Conrad goes on to imagine meeting his alter ego in the Elysian fields and confessing:

  It is true, Almayer, that in the world below I have converted your name to my own uses. But that is very small larceny…Your name was common property of the winds…You were always complaining of being lost in the world, you should remember that if I had not believed enough in your existence to let you haunt my rooms in Bessborough Gardens you would have been much more lost.

Though a failure in his wind-born life, Almayer triumphs in the end through Conrad’s belief in the ability of his protagonist to express something deep and dark in the psyche of modern man. This ability is all the more poignant because of Almayer’s fictive power.
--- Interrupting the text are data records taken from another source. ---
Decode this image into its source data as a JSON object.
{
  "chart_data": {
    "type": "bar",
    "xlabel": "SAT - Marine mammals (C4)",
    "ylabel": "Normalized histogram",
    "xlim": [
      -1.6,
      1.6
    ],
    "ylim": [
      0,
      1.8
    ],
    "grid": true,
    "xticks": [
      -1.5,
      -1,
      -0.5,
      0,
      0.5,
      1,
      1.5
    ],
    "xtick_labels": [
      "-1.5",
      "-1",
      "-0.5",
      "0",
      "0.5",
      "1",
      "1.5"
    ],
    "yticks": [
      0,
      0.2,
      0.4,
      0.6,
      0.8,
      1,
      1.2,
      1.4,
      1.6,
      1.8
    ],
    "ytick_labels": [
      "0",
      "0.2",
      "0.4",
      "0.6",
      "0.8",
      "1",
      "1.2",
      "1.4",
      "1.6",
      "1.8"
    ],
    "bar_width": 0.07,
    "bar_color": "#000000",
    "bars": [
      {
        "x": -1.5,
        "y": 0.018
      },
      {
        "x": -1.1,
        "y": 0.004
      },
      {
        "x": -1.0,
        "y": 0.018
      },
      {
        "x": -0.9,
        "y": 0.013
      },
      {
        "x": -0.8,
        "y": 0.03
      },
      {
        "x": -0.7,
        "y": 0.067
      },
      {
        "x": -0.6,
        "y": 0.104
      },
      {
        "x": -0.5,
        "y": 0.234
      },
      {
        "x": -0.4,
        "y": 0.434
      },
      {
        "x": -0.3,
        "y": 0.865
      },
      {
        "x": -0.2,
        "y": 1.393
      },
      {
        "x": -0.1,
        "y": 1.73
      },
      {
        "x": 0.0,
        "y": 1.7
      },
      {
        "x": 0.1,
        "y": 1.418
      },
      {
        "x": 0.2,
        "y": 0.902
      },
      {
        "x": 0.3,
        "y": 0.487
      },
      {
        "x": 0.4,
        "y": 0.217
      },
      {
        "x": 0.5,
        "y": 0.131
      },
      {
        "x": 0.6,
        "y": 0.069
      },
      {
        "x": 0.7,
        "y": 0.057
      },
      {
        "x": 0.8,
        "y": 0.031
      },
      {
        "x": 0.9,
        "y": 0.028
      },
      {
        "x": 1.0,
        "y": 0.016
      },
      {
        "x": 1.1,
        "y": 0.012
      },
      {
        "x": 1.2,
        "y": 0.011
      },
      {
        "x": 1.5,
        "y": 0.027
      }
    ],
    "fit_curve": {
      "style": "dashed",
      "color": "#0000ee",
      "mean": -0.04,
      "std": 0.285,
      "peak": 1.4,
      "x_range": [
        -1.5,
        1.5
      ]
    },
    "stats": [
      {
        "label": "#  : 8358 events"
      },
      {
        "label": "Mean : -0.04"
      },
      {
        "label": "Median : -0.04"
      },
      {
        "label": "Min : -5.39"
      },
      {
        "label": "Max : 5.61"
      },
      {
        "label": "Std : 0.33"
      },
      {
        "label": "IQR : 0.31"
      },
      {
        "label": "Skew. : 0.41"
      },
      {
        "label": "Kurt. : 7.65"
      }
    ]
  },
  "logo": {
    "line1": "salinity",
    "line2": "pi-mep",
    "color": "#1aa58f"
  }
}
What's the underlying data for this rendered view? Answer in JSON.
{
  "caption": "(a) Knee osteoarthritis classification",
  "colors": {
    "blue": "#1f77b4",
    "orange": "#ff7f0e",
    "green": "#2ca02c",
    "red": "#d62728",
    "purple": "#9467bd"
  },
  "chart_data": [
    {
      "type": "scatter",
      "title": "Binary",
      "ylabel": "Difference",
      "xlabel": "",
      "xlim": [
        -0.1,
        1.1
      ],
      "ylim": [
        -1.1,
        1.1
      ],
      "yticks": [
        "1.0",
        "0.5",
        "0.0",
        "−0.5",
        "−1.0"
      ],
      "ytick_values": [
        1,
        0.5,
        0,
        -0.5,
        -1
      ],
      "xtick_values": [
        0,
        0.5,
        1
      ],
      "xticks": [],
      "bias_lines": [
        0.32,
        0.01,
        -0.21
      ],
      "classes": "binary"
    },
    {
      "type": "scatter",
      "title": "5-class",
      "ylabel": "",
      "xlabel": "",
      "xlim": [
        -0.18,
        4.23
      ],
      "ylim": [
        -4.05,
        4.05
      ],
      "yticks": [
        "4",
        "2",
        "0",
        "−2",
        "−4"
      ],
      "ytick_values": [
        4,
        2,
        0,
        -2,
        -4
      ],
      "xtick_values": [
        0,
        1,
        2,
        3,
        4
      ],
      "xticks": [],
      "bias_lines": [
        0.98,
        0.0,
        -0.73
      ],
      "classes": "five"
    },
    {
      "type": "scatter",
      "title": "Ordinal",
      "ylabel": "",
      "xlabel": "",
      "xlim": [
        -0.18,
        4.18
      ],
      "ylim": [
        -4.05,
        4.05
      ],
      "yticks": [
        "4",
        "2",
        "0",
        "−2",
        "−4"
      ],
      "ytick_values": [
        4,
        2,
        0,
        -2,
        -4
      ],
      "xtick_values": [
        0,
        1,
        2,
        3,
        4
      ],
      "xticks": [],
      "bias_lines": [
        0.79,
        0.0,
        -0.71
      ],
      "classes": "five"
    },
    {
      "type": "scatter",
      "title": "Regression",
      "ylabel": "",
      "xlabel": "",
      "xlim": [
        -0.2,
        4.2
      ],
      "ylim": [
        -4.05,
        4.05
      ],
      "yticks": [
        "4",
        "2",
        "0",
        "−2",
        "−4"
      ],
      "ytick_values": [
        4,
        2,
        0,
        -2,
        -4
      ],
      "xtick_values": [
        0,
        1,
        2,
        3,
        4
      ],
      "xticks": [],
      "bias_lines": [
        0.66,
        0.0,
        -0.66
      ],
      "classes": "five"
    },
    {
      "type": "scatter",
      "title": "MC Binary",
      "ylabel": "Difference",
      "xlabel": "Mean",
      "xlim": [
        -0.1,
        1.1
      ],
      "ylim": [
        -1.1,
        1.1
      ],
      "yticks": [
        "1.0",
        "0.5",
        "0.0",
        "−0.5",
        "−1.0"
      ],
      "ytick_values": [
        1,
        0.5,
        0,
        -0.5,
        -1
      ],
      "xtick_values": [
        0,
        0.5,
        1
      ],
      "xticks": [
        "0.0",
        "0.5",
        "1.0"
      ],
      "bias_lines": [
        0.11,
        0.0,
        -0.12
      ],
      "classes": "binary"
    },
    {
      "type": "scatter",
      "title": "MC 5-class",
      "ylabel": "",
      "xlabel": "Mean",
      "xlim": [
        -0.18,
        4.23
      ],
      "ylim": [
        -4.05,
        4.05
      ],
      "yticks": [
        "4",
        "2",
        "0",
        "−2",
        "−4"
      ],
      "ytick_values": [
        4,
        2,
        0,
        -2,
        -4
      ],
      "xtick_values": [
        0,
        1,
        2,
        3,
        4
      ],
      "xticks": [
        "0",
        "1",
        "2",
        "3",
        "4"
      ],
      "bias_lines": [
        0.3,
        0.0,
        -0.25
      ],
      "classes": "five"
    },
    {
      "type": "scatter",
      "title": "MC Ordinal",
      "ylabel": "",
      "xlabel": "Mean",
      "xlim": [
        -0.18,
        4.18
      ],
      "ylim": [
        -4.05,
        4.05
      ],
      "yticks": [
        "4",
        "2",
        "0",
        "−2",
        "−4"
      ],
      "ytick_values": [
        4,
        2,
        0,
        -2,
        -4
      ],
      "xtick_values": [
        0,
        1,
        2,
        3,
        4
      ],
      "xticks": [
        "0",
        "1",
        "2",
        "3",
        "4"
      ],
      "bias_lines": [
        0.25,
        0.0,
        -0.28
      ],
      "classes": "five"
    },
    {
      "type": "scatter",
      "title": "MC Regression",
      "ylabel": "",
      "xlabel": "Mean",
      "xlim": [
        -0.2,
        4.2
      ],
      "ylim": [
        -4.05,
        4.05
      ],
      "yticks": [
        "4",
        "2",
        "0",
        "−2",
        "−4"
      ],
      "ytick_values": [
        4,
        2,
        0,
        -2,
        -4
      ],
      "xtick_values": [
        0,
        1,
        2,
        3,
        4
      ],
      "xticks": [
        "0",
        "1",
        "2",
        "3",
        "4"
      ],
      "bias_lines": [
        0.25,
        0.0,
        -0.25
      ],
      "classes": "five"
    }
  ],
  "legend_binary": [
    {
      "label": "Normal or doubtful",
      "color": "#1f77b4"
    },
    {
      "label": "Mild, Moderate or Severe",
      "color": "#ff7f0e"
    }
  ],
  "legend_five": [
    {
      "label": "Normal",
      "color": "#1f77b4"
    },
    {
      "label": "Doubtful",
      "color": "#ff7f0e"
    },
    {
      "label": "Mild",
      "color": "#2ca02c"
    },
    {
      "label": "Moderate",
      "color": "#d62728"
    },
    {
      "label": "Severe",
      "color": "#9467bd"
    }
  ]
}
It is a power that confers reality.

  …if I had not got to know Almayer pretty well it is almost certain there would never have been a line of mine in print.

Though I suspect Conrad’s Personal Record may not conform entirely to fact, his character attains a loftier status. He becomes a symbol of human folly that mere veracity cannot express.

Posted in Saturnius McWhirr stories

The McWhirr stories-An Afterword?

Cormorants are huddled like a conclave of robed mystics brooding over lost fish. The wind blows from all directions in Port Madison.

I write windy dialogue that transpires between two contrary characters.  I suppose the I of the story refers to myself, but even this first-person identity gets pretty tenuous at times.  I am obtuse foil to McWhirr’s exacting command, and he is confounded by my poetic flights.  This tension, this ever tipping dynamic, propels the leaky vessel of my prose.

In the voyage of this yarn to it’s “conclusion”, fact and fiction are interwoven to create a tapestry of associative episodes in order to express some ineffable truth about man’s impulse toward adventure.

But to what degree can I actually claim these adventures mine? Where was the line crossed between inspiration and plagiarism? All my powers of expression are called upon to render a fictional account of  vaguely recalled events in the transient world of sensations and ideas.

craig at helm 014
Me sneezing

I’ve come close to foundering in a fog of  fantasy, relevant only to myself or to those souls fortunate enough (or unlucky enough) to be conversant with sailing lore, and experienced in the sea’s fickle ways.

Where has McWhirr gone? While his vanishing act seems a natural outcome of the narrative flow, it has left me without bearings-without a meaningful waypoint.  He’s left me becalmed at slack water, transfixed by sunlight on the Strait of Juan de Fuca, with only an obscure missive from Virgil’s heroic verse:  From me learn courage and patience, from others the meaning of fortune.  Then again, maybe this is all the bearing I need.

Though the dream of finding a copy of the Aeneid happened some 20 years ago, it’s true import remains enigmatic.  But I feel it has to do with carrying on a lineage, the bearing of the household gods to establish a new homeland or  mode of awareness.  It’s also about a mutual need, a pact made with the dead to honor them.  My dad’s ghost comes and goes in the story, and recalls me to some forgotten bond.  He says I should heed McWhirr.

The View from the Wheelhouse is a fluid one, and successful navigation depends on an ability to tolerate a constantly shifting perspective. The conclusion of this tale is as elusive as a Micronesian landfall.

So I trust this isn’t the last we’ve heard from McWhirr. The wily old coot’s vanishing act may be prologue to his reinstatement on a more believable level of fictional existence.

Wars are started by mistaking the thing in itself for the metaphor, and the inability to see through the symbol, as through a veil, to the symbolized. Scientists have recently discovered that the north wind doesn’t really have a beard and puffy cheeks. We’ve evolved beyond such nonsense.  But this knowledge is of little use to the sailor driven on a rocky lee shore by a fierce northerly gale.  For myself and everyone, I pray to the household gods.